On this page, you will:

  • Understand flows and tasks
  • Learn how deployments work
  • Understand work pools and workers
  • Learn about blocks for configuration
  • Understand schedules and triggers

Overview

Before setting up Prefect, it's important to understand its core concepts. These concepts apply whether you're using Prefect Cloud or self-hosting.

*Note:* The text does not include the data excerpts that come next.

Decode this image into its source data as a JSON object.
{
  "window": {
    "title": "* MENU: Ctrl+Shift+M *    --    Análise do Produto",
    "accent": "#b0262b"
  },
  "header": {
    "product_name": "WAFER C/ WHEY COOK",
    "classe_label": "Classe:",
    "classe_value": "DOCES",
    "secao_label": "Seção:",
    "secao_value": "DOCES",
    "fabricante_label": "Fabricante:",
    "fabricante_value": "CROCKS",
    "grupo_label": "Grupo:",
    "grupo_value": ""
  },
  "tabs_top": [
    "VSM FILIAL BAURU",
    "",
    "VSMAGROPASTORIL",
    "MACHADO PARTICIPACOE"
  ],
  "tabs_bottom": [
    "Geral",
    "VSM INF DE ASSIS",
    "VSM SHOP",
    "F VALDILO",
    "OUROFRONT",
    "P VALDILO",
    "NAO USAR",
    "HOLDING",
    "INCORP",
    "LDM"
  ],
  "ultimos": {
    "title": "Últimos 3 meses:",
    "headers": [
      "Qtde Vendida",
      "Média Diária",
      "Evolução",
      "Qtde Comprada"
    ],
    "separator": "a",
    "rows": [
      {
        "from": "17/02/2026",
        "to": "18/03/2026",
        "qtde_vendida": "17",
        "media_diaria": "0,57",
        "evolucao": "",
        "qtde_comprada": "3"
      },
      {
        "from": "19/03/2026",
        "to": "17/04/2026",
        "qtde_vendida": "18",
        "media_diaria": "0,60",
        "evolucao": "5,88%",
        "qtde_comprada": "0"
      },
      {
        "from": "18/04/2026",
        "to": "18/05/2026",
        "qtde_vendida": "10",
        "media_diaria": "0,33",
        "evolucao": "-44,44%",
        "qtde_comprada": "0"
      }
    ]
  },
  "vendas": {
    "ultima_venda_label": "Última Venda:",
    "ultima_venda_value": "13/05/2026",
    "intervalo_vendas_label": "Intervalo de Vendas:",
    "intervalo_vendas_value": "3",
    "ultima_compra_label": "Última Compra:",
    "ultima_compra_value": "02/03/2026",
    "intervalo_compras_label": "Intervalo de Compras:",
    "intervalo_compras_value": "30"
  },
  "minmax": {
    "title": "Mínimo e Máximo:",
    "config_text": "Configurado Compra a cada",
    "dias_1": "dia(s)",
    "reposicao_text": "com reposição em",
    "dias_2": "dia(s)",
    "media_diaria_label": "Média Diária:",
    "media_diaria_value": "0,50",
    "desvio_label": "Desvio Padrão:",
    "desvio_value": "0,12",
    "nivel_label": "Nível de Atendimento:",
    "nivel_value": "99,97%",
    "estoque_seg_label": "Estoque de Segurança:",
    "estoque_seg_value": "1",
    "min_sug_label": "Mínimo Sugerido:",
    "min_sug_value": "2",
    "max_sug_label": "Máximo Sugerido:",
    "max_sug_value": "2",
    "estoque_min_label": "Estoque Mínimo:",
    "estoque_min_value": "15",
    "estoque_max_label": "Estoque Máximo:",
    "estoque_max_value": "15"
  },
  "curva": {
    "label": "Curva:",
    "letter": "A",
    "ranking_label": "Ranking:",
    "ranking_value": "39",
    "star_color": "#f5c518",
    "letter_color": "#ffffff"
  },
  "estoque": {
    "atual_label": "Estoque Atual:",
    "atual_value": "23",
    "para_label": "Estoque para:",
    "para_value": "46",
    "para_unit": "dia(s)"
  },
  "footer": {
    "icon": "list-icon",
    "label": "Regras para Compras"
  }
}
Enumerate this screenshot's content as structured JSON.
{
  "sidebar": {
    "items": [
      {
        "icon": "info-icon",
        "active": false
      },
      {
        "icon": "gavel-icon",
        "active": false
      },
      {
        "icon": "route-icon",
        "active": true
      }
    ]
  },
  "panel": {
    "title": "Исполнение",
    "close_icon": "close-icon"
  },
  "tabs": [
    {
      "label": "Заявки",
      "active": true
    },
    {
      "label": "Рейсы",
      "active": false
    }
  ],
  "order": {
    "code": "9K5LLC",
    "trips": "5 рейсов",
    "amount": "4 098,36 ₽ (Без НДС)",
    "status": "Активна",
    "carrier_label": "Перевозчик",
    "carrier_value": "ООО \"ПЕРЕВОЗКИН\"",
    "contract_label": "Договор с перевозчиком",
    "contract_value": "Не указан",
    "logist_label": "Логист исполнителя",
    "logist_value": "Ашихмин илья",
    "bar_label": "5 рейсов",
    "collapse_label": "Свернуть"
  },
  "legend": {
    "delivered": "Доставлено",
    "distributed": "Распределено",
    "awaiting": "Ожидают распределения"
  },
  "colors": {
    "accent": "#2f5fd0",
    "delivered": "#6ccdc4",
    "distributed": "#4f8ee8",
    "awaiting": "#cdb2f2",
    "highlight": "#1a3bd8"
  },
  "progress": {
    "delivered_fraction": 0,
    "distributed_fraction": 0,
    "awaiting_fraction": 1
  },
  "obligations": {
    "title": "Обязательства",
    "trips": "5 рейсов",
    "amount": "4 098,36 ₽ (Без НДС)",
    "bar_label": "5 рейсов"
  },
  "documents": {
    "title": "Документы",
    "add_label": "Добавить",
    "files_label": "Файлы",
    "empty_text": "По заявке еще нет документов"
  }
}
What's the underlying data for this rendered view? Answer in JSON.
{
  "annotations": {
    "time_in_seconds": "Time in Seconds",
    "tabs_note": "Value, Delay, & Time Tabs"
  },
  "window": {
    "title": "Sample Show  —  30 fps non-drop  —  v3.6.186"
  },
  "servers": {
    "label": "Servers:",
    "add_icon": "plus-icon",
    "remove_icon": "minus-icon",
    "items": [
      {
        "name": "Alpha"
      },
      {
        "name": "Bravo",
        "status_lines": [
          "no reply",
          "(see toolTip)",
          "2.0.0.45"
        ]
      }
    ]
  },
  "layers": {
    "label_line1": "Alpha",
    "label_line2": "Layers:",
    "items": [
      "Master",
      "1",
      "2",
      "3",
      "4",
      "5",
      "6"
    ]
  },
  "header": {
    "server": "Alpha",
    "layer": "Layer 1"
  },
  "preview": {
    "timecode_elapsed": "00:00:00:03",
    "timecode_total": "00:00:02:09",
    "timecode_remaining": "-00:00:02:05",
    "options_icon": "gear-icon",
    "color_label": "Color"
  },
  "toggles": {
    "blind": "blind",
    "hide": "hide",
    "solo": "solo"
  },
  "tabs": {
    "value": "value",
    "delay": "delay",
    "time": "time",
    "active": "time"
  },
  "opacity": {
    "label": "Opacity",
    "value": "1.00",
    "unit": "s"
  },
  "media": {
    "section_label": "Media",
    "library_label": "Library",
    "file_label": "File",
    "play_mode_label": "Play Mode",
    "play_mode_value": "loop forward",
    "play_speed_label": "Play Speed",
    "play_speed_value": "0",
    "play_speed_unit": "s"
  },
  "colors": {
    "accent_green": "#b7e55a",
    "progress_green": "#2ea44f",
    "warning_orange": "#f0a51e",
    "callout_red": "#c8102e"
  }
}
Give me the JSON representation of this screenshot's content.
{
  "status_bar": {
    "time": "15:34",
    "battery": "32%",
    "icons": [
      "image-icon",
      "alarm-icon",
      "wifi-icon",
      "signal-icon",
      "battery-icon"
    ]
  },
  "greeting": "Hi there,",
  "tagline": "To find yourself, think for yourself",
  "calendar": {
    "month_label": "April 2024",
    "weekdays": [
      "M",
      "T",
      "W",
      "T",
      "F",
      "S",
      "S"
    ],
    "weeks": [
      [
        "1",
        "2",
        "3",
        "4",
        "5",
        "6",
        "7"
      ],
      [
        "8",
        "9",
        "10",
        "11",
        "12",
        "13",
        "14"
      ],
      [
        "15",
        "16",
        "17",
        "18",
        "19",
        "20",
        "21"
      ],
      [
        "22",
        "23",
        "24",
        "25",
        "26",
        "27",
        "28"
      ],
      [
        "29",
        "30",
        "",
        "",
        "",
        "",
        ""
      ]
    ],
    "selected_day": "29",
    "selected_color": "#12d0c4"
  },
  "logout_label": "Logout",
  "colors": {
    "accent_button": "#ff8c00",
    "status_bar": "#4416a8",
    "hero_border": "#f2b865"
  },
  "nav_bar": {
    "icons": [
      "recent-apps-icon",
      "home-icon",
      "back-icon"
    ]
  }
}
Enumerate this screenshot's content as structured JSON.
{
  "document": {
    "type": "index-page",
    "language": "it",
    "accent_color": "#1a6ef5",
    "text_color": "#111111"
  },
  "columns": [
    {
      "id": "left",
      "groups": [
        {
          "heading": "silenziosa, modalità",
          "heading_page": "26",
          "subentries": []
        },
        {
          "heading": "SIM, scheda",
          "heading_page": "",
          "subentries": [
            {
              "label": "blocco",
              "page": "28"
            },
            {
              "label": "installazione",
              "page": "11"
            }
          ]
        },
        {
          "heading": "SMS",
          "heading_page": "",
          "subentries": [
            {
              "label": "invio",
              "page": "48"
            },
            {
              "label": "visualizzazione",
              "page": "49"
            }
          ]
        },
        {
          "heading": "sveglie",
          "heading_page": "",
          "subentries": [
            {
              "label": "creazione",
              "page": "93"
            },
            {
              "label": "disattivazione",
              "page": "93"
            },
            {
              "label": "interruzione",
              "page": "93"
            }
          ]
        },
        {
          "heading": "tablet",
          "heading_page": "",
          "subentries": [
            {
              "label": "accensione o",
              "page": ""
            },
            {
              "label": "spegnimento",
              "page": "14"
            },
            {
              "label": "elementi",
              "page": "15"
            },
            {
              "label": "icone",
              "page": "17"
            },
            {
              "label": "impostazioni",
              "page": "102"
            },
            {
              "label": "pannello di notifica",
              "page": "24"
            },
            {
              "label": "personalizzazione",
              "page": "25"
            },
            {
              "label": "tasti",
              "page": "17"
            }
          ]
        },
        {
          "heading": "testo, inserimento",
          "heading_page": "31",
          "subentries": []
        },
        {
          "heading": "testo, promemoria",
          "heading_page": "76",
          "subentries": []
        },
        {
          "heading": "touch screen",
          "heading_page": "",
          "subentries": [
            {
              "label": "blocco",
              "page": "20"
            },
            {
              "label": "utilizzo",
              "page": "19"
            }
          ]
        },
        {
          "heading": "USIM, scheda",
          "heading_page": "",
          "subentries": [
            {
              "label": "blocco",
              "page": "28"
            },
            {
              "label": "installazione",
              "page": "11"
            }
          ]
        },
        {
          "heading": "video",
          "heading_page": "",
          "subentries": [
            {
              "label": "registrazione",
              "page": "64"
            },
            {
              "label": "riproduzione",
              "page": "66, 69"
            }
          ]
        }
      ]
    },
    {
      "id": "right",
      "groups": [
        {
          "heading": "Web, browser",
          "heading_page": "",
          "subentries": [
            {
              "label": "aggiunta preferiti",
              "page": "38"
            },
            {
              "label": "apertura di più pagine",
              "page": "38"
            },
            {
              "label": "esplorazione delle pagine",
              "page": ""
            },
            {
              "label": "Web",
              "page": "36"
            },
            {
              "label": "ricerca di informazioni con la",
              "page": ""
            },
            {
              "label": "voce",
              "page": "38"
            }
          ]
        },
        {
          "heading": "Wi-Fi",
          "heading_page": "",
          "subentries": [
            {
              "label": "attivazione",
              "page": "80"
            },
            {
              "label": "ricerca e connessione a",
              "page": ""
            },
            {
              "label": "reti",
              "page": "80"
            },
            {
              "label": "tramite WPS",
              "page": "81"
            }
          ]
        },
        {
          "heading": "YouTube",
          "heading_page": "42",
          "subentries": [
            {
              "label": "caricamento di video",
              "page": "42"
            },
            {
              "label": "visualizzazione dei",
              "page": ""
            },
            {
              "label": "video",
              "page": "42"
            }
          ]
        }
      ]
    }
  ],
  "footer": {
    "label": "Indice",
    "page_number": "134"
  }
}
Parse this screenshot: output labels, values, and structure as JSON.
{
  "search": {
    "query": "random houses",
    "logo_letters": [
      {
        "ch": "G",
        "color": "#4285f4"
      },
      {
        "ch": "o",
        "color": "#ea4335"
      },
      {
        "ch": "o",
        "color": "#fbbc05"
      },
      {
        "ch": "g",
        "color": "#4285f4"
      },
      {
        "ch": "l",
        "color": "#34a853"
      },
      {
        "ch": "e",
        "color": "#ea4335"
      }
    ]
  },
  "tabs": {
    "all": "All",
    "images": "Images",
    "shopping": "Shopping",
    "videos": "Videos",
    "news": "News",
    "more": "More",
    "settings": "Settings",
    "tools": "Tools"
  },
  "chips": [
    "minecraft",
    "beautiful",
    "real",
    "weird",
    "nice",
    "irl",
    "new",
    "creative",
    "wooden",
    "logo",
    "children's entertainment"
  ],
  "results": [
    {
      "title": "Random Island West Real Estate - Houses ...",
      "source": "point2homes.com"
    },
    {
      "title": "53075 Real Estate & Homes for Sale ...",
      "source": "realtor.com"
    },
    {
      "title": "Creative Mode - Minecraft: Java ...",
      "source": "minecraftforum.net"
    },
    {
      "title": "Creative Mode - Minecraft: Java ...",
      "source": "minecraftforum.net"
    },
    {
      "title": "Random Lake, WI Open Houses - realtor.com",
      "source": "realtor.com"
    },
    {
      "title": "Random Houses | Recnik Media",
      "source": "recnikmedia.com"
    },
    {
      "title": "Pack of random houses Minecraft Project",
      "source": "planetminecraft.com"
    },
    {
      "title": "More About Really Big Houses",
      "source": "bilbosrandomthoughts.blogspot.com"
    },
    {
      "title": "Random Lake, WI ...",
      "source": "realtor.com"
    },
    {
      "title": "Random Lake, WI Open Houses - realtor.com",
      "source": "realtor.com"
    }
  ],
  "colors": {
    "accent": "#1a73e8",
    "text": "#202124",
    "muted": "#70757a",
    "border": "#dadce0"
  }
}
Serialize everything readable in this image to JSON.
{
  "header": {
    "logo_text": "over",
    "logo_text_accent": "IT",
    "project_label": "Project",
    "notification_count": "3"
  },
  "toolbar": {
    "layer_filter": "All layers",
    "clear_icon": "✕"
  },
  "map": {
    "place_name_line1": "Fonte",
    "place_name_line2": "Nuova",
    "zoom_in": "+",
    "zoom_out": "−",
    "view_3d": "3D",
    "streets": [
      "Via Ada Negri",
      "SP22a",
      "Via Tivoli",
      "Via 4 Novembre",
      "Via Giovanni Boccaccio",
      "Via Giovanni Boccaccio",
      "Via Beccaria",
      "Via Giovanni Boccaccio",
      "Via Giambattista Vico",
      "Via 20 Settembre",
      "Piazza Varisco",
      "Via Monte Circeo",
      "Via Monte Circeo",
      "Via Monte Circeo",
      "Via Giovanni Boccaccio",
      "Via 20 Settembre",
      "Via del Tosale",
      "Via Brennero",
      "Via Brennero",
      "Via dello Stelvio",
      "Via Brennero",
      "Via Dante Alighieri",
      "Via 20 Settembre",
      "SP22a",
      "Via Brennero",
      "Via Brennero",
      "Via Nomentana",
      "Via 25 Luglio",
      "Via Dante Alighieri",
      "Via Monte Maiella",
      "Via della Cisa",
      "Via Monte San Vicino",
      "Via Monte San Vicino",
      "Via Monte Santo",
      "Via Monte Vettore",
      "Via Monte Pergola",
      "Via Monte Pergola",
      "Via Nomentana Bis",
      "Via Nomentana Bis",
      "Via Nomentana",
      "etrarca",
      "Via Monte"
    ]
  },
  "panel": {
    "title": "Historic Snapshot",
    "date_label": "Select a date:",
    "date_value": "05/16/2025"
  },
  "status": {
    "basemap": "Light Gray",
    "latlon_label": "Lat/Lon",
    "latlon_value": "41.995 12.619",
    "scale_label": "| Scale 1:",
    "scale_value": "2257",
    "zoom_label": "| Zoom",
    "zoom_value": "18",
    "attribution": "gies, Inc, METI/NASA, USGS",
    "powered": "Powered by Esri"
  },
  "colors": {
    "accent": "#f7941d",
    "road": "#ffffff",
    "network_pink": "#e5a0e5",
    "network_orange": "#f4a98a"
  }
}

┌─────────────────────────────────────────────────────────────────────────────┐
│                          PREFECT ARCHITECTURE                               │
├─────────────────────────────────────────────────────────────────────────────┤
│                                                                             │
│  Your Code                          Prefect (Cloud or Server)               │
│  ─────────                          ─────────────────────────               │
│  ┌─────────────────┐                ┌─────────────────────────┐             │
│  │     Flows       │  ──deploy──▶   │     Deployments         │             │
│  │   (Python)      │                │   (Config + Schedule)   │             │
│  └─────────────────┘                └───────────┬─────────────┘             │
│                                                 │                           │
│  ┌─────────────────┐                            │ trigger                   │
│  │    Workers      │  ◀──────────────────────── │                           │
│  │  (Executors)    │                            ▼                           │
│  └────────┬────────┘                ┌─────────────────────────┐             │
│           │                         │      Work Pools         │             │
│           │ run                     │   (Job Configuration)   │             │
│           ▼                         └─────────────────────────┘             │
│  ┌─────────────────┐                                                        │
│  │   Flow Runs     │  ──logs/status──▶  UI & API                            │
│  │   (Execution)   │                                                        │
│  └─────────────────┘                                                        │
│                                                                             │
└─────────────────────────────────────────────────────────────────────────────┘

Flows and Tasks

Tasks

A task is the smallest unit of work in Prefect. It's a Python function decorated with @task:

from prefect import task

@task
def extract_data(source: str) -> dict:
    """Extract data from a source."""
    # Your extraction logic here
    return {"records": [...]}

@task
def transform_data(data: dict) -> dict:
    """Transform the extracted data."""
    # Your transformation logic here
    return {"transformed": [...]}

@task
def load_data(data: dict, destination: str) -> int:
    """Load data to destination."""
    # Your loading logic here
    return len(data["transformed"])

Tasks provide:

  • Retries - Automatic retry on failure with configurable backoff
  • Caching - Skip re-execution if inputs haven't changed
  • Timeouts - Prevent runaway tasks
  • Logging - Automatic logging of inputs, outputs, and duration
  • Concurrency - Control how many instances run simultaneously

Flows

A flow is a container for tasks. It's a Python function decorated with @flow:

from prefect import flow

@flow(name="etl-pipeline")
def etl_pipeline(source: str, destination: str):
    """Extract, transform, and load data."""
    # Tasks are called like normal functions
    raw_data = extract_data(source)
    transformed = transform_data(raw_data)
    count = load_data(transformed, destination)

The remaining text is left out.